Voter Supression and the Supreme Court
The old canard about dead people voting should have been put to rest long ago, but the Republican Party has long supported efforts to suppress the vote. And so, this week, the Supreme Court, but a rare 6-3 vote upheld a fairly rigid Indiana law that requires photo ID's at the polls. The Detroit Free Press -- in the state I'll soon be moving -- among others sees this for what it is a cure for a disease that never was. They also note that this will likely give other states the green light to put stringent rules for voter ID.
It is quite clear who will be most inconvenienced by this -- the elderly and the poor. And why? because of alleged cases of voter fraud. What is interesting is that in Indiana, no case of voter fraud has been prosecuted.
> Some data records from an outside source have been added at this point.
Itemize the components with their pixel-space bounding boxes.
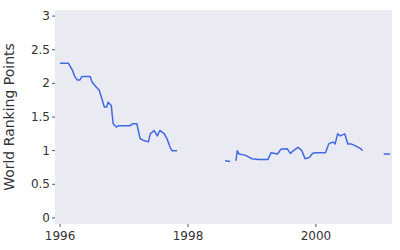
y-tick — [52, 49, 55, 50]
y-tick — [52, 217, 55, 218]
y-tick-label: 1.5 — [31, 110, 50, 124]
y-tick — [52, 117, 55, 118]
plot-area — [55, 10, 392, 224]
x-tick — [315, 224, 316, 227]
x-tick — [188, 224, 189, 227]
chart: 0 0.5 1 1.5 2 2.5 3 1996 1998 2000 World Ranking P… — [0, 0, 400, 250]
x-tick-label: 1998 — [173, 229, 204, 243]
y-tick-label: 0 — [42, 211, 50, 225]
line-series — [60, 63, 390, 161]
y-tick-label: 0.5 — [31, 177, 50, 191]
y-tick-label: 2.5 — [31, 43, 50, 57]
y-tick — [52, 16, 55, 17]
y-tick-label: 3 — [42, 9, 50, 23]
y-tick — [52, 150, 55, 151]
x-tick-label: 1996 — [45, 229, 76, 243]
y-tick — [52, 184, 55, 185]
y-tick-label: 1 — [42, 144, 50, 158]
x-tick-label: 2000 — [301, 229, 332, 243]
x-tick — [60, 224, 61, 227]
plot-marks — [60, 63, 390, 161]
y-tick — [52, 83, 55, 84]
y-tick-label: 2 — [42, 76, 50, 90]
y-axis-label: World Ranking Points — [1, 43, 17, 191]
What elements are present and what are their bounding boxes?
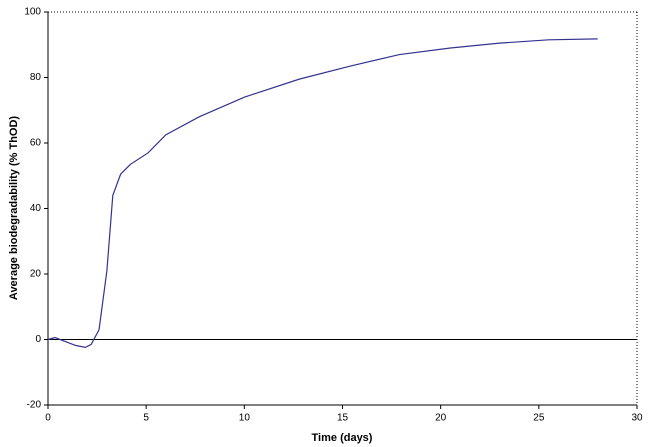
y-tick-label: 60 (30, 138, 42, 149)
data-line (47, 38, 598, 348)
x-tick-label: 20 (435, 413, 447, 424)
x-axis-title: Time (days) (312, 432, 373, 444)
y-tick-label: 0 (35, 334, 41, 345)
y-tick-label: 80 (30, 72, 42, 83)
x-tick-label: 30 (631, 413, 643, 424)
y-axis-title: Average biodegradability (% ThOD) (8, 116, 20, 301)
y-tick-label: 100 (24, 7, 41, 18)
x-tick-label: 5 (143, 413, 149, 424)
y-tick-label: -20 (27, 400, 42, 411)
x-tick-label: 0 (45, 413, 51, 424)
y-tick-label: 20 (30, 269, 42, 280)
x-tick-label: 10 (239, 413, 251, 424)
y-tick-label: 40 (30, 203, 42, 214)
x-tick-label: 25 (533, 413, 545, 424)
x-tick-label: 15 (337, 413, 349, 424)
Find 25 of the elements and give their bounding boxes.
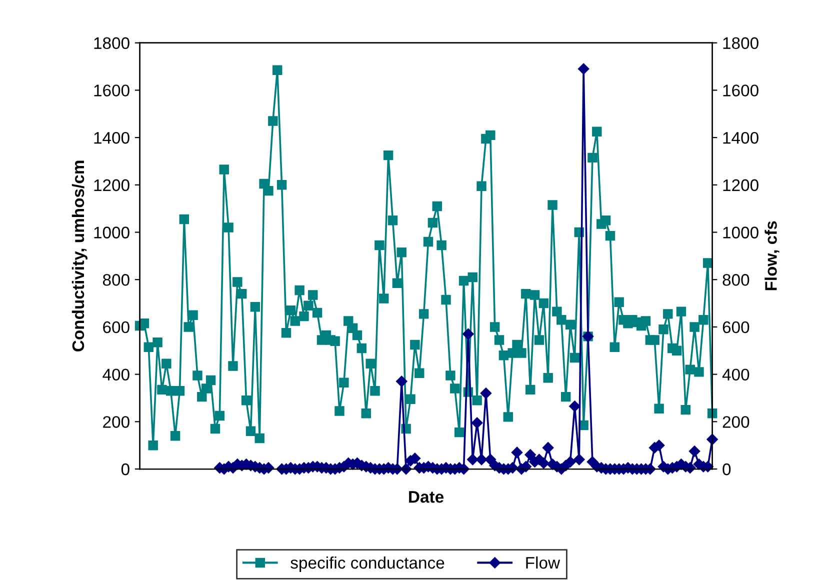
x-axis-title: Date (409, 491, 444, 503)
y2-tick-label: 400 (722, 368, 750, 381)
y-tick-label: 0 (121, 463, 130, 476)
y2-axis-title: Flow, cfs (764, 221, 780, 290)
y-tick-label: 1400 (94, 132, 130, 144)
y2-tick-label: 1400 (723, 132, 758, 144)
y-axis-title: Conductivity, umhos/cm (72, 160, 88, 352)
y2-tick-label: 1800 (723, 37, 758, 50)
y-tick-label: 1200 (94, 179, 130, 192)
y-tick-label: 200 (103, 416, 130, 428)
y-tick-label: 1800 (94, 37, 130, 50)
y2-tick-label: 1200 (723, 179, 758, 192)
y-tick-label: 1600 (94, 84, 130, 96)
y2-tick-label: 0 (722, 463, 731, 476)
legend-label: Flow (526, 556, 560, 569)
legend-label: specific conductance (290, 556, 444, 572)
y-tick-label: 1000 (94, 226, 130, 238)
y-tick-label: 400 (102, 368, 130, 381)
y-tick-label: 600 (103, 321, 130, 334)
y-tick-label: 800 (102, 274, 130, 286)
y2-tick-label: 1000 (723, 226, 758, 238)
y2-tick-label: 800 (722, 274, 750, 286)
y2-tick-label: 200 (722, 416, 750, 428)
y2-tick-label: 600 (722, 321, 750, 334)
y2-tick-label: 1600 (723, 84, 758, 96)
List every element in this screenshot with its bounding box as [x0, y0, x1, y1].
It's not a big problem, so why focus on it? To intimidate voters that's why. What is interesting about this whole deal is that while you need a voter ID to go to the polls and vote, you don't need one to vote absentee. Now why is it that absentee voters don't need to show ID? Why are they so immune from voter fraud? Could it be that absentee voters are more likely to be . . . conservative?
These are bad laws that tend to be discriminatory and will cause all number of problems. In many cases these ID's cost money, making them essentially a poll tax. Didn't we ban them?
Marcia Ford, in her book, We The Purple comments on the effects of an especially heartless Georgia law passed in 2005.
Here's the catch: The IDs cost as much as $35, and their available only at the state's DMV offices. Much of Georgia is rural farmland, and many of those offices aren't exactly nearby. But who was expected to get to those offices? People who don't drive: the poor, the disabled, and the elderly. And then they would have to fork over $35 for the privilege of voting, a privilege no one else has to pay for. (We the Purple, Tyndale, p. 74).
Indeed! Let the people of America vote! What do the politicians fear?